As a matter of fact, it is.
According to a study from an online news site, about 44 million Filipinos have online connectivity, while 47% of our online time are dedicated to browsing social media pages and news feeds. Trouble brews when you add that to the fact that after the last national elections, Filipinos have openly voiced out different political criticisms borne out of different perspectives.
Different makeshift websites and Facebook pages, both satirical and serious, relentlessly plagued our newsfeeds with the so-called “click-baits” and false headlines. It revealed to be a major problem, since Filipinos, given our natural ‘opinionated’ traits, tend to share and declare their own views on the matter as something conclusive. We do not put an effort to know the whole truth and contemplate on the issue.
Being politically up to date is a civil responsibility, but being politically correct is too tricky especially nowadays. In today’s internet age, people get branded and shamed instantly when one posts either pro or anti-Duterte sentiments. Though the problem may exhibit itself as merely an “online” harm, the bigger problem lies within the division of our nation.
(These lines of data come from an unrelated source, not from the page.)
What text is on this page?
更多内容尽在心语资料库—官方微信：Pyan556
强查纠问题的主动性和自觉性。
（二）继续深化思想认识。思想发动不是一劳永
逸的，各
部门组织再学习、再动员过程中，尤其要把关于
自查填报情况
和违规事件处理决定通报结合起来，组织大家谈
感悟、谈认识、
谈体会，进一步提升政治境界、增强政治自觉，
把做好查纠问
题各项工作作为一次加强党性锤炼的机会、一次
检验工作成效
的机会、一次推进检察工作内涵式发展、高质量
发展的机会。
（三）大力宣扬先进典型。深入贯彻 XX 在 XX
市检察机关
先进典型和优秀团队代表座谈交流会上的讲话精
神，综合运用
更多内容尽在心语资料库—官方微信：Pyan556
FOR A CHANGE | People in a recent rally might not really show hostile actions and words towards the government, but the whole nation is still in disarray. (Photo by Joel Fernandez)
We engage in an egotistical battle, shaming through ad hominem attacks, and ridiculous, baseless accusations from each side. Both parties, not wanting to listen to and see the other side’s point of view, assume almost instantaneously that the opposing idea is wrong. While it is clearly an advancement that we now actively take part in the politics of our country, but as always, shoving one’s perspective down another’s throat is not a way to share ideas. Supporting Duterte — or any president for that matter — does not mean that you must agree with all of his moves. Supporting him means scrutinizing his plans, policies, and orders before deciding to move forward with him.
However problematic the situation with the supporters and critics of the new administration, maybe, the real problem comes with us, being a fragmented country. As Abraham Lincoln famously said, “A house divided against itself cannot stand.
“I believe this government cannot endure permanently, half slave and half free,” Lincoln stressed in his well-known nomination speech for the Republican senatorial slate in 1858.
Although we are no longer slaves to another country, we are enslaved by our own prejudice and bigotry.